Example, report-only:

$ pip-review
requests==0.13.4 available (you have 0.13.2)
redis==2.4.13 available (you have 2.4.9)
rq==0.3.2 available (you have 0.3.0)

Example, actually install everything:

$ pip-review --auto
... <pip install output>

Example, run interactively, ask to upgrade for each package:

$ pip-review --interactive
requests==0.14.0 available (you have 0.13.2)
Upgrade now? [Y]es, [N]o, [A]ll, [Q]uit y
...
redis==2.6.2 available (you have 2.4.9)
Upgrade now? [Y]es, [N]o, [A]ll, [Q]uit n
rq==0.3.2 available (you have 0.3.0)
Upgrade now? [Y]es, [N]o, [A]ll, [Q]uit y
...

pip-dump

pip-dump dumps the exact versions of installed packages in your active environment to your requirements.txt file.

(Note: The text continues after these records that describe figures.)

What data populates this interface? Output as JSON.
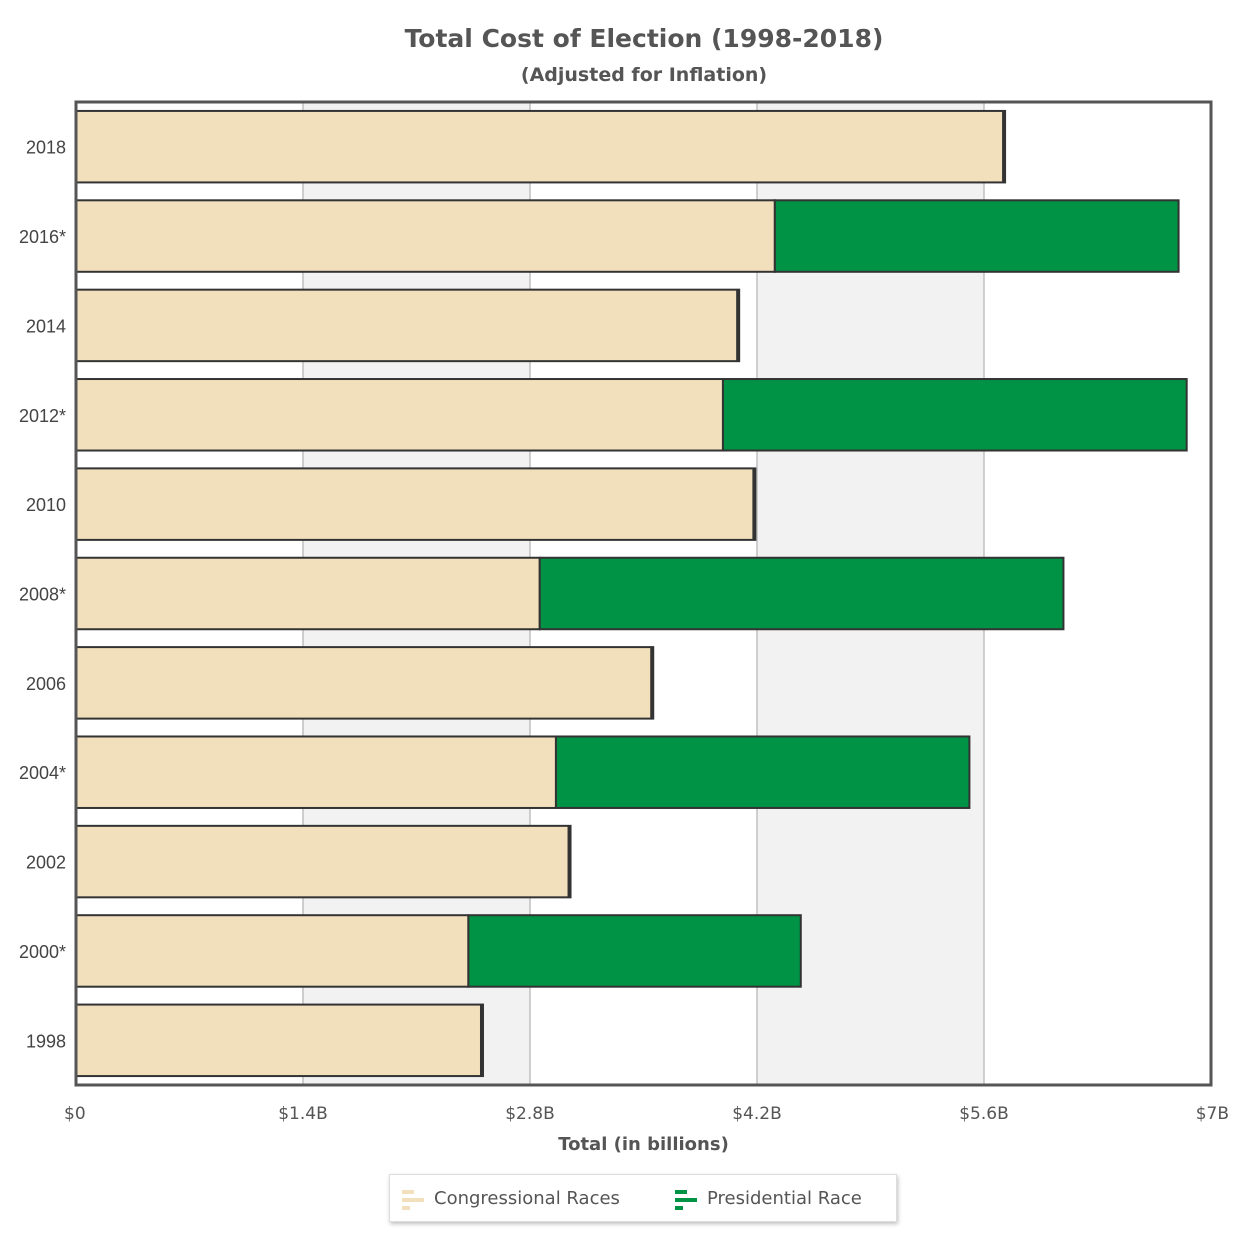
{
  "chart_data": {
    "type": "bar",
    "orientation": "horizontal",
    "stacked": true,
    "title": "Total Cost of Election (1998-2018)",
    "subtitle": "(Adjusted for Inflation)",
    "xlabel": "Total (in billions)",
    "ylabel": "",
    "categories": [
      "2018",
      "2016*",
      "2014",
      "2012*",
      "2010",
      "2008*",
      "2006",
      "2004*",
      "2002",
      "2000*",
      "1998"
    ],
    "series": [
      {
        "name": "Congressional Races",
        "color": "#f2e0bd",
        "values": [
          5.73,
          4.31,
          4.09,
          3.99,
          4.19,
          2.86,
          3.56,
          2.96,
          3.05,
          2.42,
          2.51
        ]
      },
      {
        "name": "Presidential Race",
        "color": "#009245",
        "values": [
          0,
          2.49,
          0,
          2.86,
          0,
          3.23,
          0,
          2.55,
          0,
          2.05,
          0
        ]
      }
    ],
    "xlim": [
      0,
      7
    ],
    "xticks": [
      0,
      1.4,
      2.8,
      4.2,
      5.6,
      7
    ],
    "xtick_labels": [
      "$0",
      "$1.4B",
      "$2.8B",
      "$4.2B",
      "$5.6B",
      "$7B"
    ],
    "grid": "alternating vertical bands",
    "legend_position": "bottom"
  },
  "legend": {
    "items": [
      {
        "label": "Congressional Races",
        "color": "#f2e0bd"
      },
      {
        "label": "Presidential Race",
        "color": "#009245"
      }
    ]
  },
  "colors": {
    "band": "#f2f2f2",
    "frame": "#555555",
    "gridline": "#c0c0c0",
    "bar_stroke": "#333333"
  }
}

If you have more than one file matching the *requirements.txt pattern (for example dev-requirements.txt), it will update each of them smartly.

Example:

$ cat requirements.txt
Flask
$ cat dev-requirements.txt
ipython
$ pip-dump
$ cat requirements.txt
Flask==0.9
Jinja2==2.6
Werkzeug==0.8.3
$ cat dev-requirements.txt
ipython==0.13

Packages that you don't want to dump but want to have installed locally nonetheless can be put in an optional file called .pipignore.

Installation

To install, simply use pip:

$ pip install pip-tools

Decide for yourself whether you want to install the tools system-wide, or inside a virtual env. Both are supported.

Testing

To test with your active Python version:

$ ./run-tests.sh

To test under all (supported) Python versions:

$ tox

The tests run quite slow, since they actually interact with PyPI, which involves downloading packages, etc. So please be patient.